NZTech will manage the project, which, it says, will bring together major tech users, tech firms, the government, academia and industry groups such as TUANZ and InternetNZ, all who have an interest in the potential impact of IoT for New Zealand.
According to NZTech chief executive, Graeme Muller, IoT is becoming a growing topic of conversation both in the workplace and outside of it and had the potential to impact how Kiwis live but also how they work.
He said much of the current hype around IoT had been derived from consumer IoT such as fitness trackers and intelligent fridges, but its real value would be in enterprise and government applications.
“Fast broadband is becoming more widely available, the cost of connecting is decreasing, more devices are being created with Wi-Fi capabilities and sensors built into them, technology costs are dropping, and smartphone penetration is sky-rocketing,” he said.
“Putting all these rapid developments into the mix is creating a perfect platform for IoT to take off. This is why the research project and a better understanding of how to apply IoT are needed.
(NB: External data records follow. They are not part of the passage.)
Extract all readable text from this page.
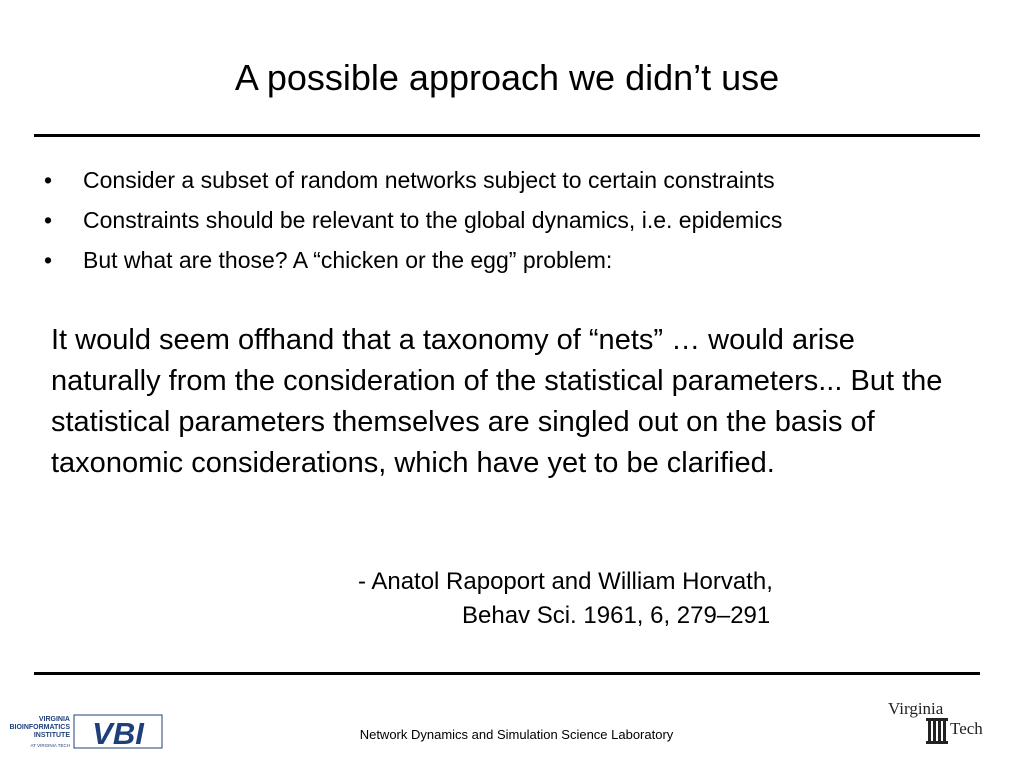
A possible approach we didn’t use
• Consider a subset of random networks subject to certain constraints
• Constraints should be relevant to the global dynamics, i.e. epidemics
• But what are those? A “chicken or the egg” problem:
It would seem offhand that a taxonomy of “nets” … would arise naturally from the consideration of the statistical parameters... But the statistical parameters themselves are singled out on the basis of taxonomic considerations, which have yet to be clarified.
- Anatol Rapoport and William Horvath,
Behav Sci. 1961, 6, 279–291
VIRGINIA
BIOINFORMATICS
INSTITUTE
AT VIRGINIA TECH VBI	Network Dynamics and Simulation Science Laboratory
Virginia
Tech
“While IoT is a rapidly developing technology, understanding of its potential is still relatively limited. By undertaking a collaborative research project with the government, the tech sector and tech users we have an opportunity to raise the profile of IoT and highlight its potential,” Muller said.
IoT across the Tasman
The IT industry in Australia has already made progress in addressing IoT as a result of concerns that the country could become an IoT laggard in the absence of appropriate initiatives.
In mid 2016 the IoT Alliance Australia (IoTAA) was formed with the stated goal to shape the regulatory and collaborative framework to harness for Australian industry the huge opportunities generated by IoT.
At its launch, the shadow communications minister, Jason Clare, warned that Australia was already relatively late to the IoT party.“A lot of countries are already ahead of us when it comes to IoT. If we don’t turn this around we will miss out on a lot of new jobs, more investment and new businesses,” he said.